Question-and-Answer Session
Operator
(Operator Instructions) Your first question comes from the line of Mark Biffert – Oppenheimer.
Mark Biffert - Oppenheimer
I was wondering if you could talk a little bit about the preferred partnership unit buybacks, and you had said that that would be a once-in-a-lifetime opportunity when you did it. Who were the sellers of those shares, and can you a little bit about why they were trading at such large discounts?
John Reyes
We bought it from one seller—an institution, who is the original buyer of the units, I can’t remember how long ago it was when we first sold them the units, but nonetheless, suffice to say, they felt like they needed to see liquidity, were willing to sell at a price that we were willing to buy, and we consummated the transaction.
Ron Havner
All of our preferred transactions were really negotiated separately with various institutions—some closed end funds, some third party institutions, and it really depended on where the preferreds were trading at that price or comparable preferreds and their liquidity needs.
Operator
Your next question comes from the line of Michael Bilerman – Citi.
Michael Bilerman - Citi
Continuing a little bit on the preferred, the preferreds are perpetual in nature and carried a coupon of about 6.4%. You were able to buy them back at about 9.5% investment yield, but I am curious Ron about your comments related to deleveraging today to about 25% and treating the preferreds, I guess, as debt in that calculation even though they are perpetual in nature. How do you think about what will be the investment opportunities on the horizon at some point?

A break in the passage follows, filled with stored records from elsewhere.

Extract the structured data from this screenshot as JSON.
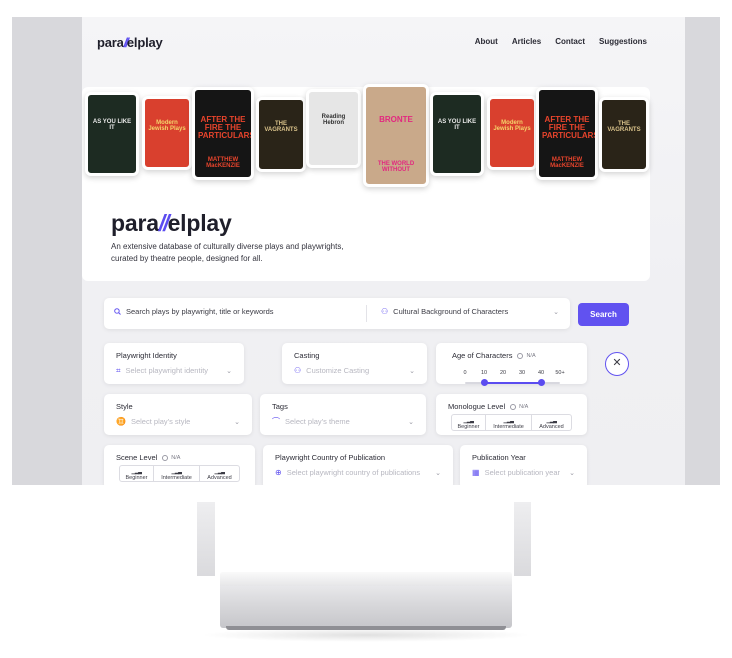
{
  "nav": {
    "logo_prefix": "para",
    "logo_slashes": "//",
    "logo_suffix": "elplay",
    "links": [
      "About",
      "Articles",
      "Contact",
      "Suggestions"
    ]
  },
  "hero": {
    "logo_prefix": "para",
    "logo_slashes": "//",
    "logo_suffix": "elplay",
    "tagline_line1": "An extensive database of culturally diverse plays and playwrights,",
    "tagline_line2": "curated by theatre people, designed for all.",
    "covers": [
      {
        "text": "AS YOU LIKE IT",
        "bg": "#1d2b22",
        "fg": "#e8e8e8"
      },
      {
        "text": "Modern Jewish Plays",
        "bg": "#d9402e",
        "fg": "#f5d36a"
      },
      {
        "text": "AFTER THE FIRE THE PARTICULARS",
        "bg": "#151515",
        "fg": "#e8442c",
        "sub": "MATTHEW MacKENZIE"
      },
      {
        "text": "THE VAGRANTS",
        "bg": "#2a2418",
        "fg": "#d9c28a"
      },
      {
        "text": "Reading Hebron",
        "bg": "#e6e6e6",
        "fg": "#333333"
      },
      {
        "text": "BRONTE",
        "bg": "#c9a98a",
        "fg": "#e2287f",
        "sub": "THE WORLD WITHOUT"
      },
      {
        "text": "AS YOU LIKE IT",
        "bg": "#1d2b22",
        "fg": "#e8e8e8"
      },
      {
        "text": "Modern Jewish Plays",
        "bg": "#d9402e",
        "fg": "#f5d36a"
      },
      {
        "text": "AFTER THE FIRE THE PARTICULARS",
        "bg": "#151515",
        "fg": "#e8442c",
        "sub": "MATTHEW MacKENZIE"
      },
      {
        "text": "THE VAGRANTS",
        "bg": "#2a2418",
        "fg": "#d9c28a"
      }
    ]
  },
  "search": {
    "placeholder": "Search plays by playwright, title or keywords",
    "select_label": "Cultural Background of Characters",
    "button_label": "Search"
  },
  "filters": {
    "playwright_identity": {
      "title": "Playwright Identity",
      "placeholder": "Select playwright identity"
    },
    "casting": {
      "title": "Casting",
      "placeholder": "Customize Casting"
    },
    "age": {
      "title": "Age of Characters",
      "na": "N/A",
      "ticks": [
        "0",
        "10",
        "20",
        "30",
        "40",
        "50+"
      ],
      "range": [
        10,
        40
      ]
    },
    "style": {
      "title": "Style",
      "placeholder": "Select play's style"
    },
    "tags": {
      "title": "Tags",
      "placeholder": "Select play's theme"
    },
    "monologue": {
      "title": "Monologue Level",
      "na": "N/A",
      "options": [
        "Beginner",
        "Intermediate",
        "Advanced"
      ]
    },
    "scene": {
      "title": "Scene Level",
      "na": "N/A",
      "options": [
        "Beginner",
        "Intermediate",
        "Advanced"
      ]
    },
    "country": {
      "title": "Playwright Country of Publication",
      "placeholder": "Select playwright country of publications"
    },
    "year": {
      "title": "Publication Year",
      "placeholder": "Select publication year"
    }
  },
  "icons": {
    "search": "search-icon",
    "user-group": "user-group-icon",
    "close": "close-icon"
  },
  "colors": {
    "accent": "#6152f0"
  }
}
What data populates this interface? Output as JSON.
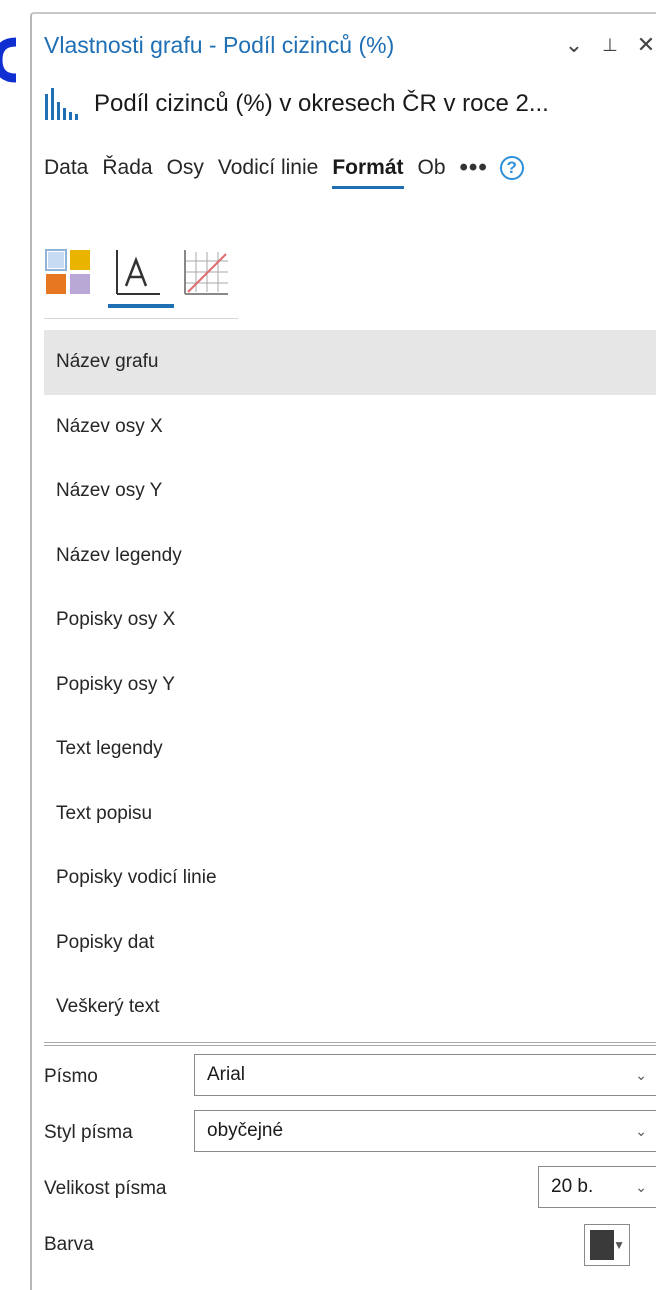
{
  "panel": {
    "title": "Vlastnosti grafu - Podíl cizinců (%)",
    "controls": {
      "menu": "⌄",
      "pin": "⊥",
      "close": "✕"
    }
  },
  "chart": {
    "name": "Podíl cizinců (%) v okresech ČR v roce 2...",
    "icon": "bar-chart-icon"
  },
  "tabs": [
    {
      "label": "Data"
    },
    {
      "label": "Řada"
    },
    {
      "label": "Osy"
    },
    {
      "label": "Vodicí linie"
    },
    {
      "label": "Formát",
      "active": true
    },
    {
      "label": "Ob"
    }
  ],
  "tab_overflow": "•••",
  "help": "?",
  "format_icons": [
    {
      "icon": "color-grid-icon"
    },
    {
      "icon": "text-format-icon",
      "active": true
    },
    {
      "icon": "grid-lines-icon"
    }
  ],
  "text_elements": [
    {
      "label": "Název grafu",
      "selected": true
    },
    {
      "label": "Název osy X"
    },
    {
      "label": "Název osy Y"
    },
    {
      "label": "Název legendy"
    },
    {
      "label": "Popisky osy X"
    },
    {
      "label": "Popisky osy Y"
    },
    {
      "label": "Text legendy"
    },
    {
      "label": "Text popisu"
    },
    {
      "label": "Popisky vodicí linie"
    },
    {
      "label": "Popisky dat"
    },
    {
      "label": "Veškerý text"
    }
  ],
  "properties": {
    "font": {
      "label": "Písmo",
      "value": "Arial"
    },
    "font_style": {
      "label": "Styl písma",
      "value": "obyčejné"
    },
    "font_size": {
      "label": "Velikost písma",
      "value": "20 b."
    },
    "color": {
      "label": "Barva",
      "value": "#3a3a3a"
    }
  },
  "colors": {
    "accent": "#1f6fb4",
    "marker": "#0f2fd1",
    "selection": "#e6e6e6"
  }
}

It sounds like comparing it to the early ?90s of getting excited for that, and taking out a slug while I know you have all the free cash flow and sitting on cash, but taking out a piece of the cap structure that was priced at 6.4% which while it produced a nice gain of getting it, I’m not sure that’s going to be replicable in the future if we’re in this cap rate environment, and so I’m just trying to think about how you put everything together in terms of spending this capital and then also where you think leverage is shake out over time.
Ron Havner
You may have computed a 9.5% blend, I am not sure. In there was one preferred, $25 million, that we redeemed that had a 6.5% coupon that had a put on it, so that really just became due this year.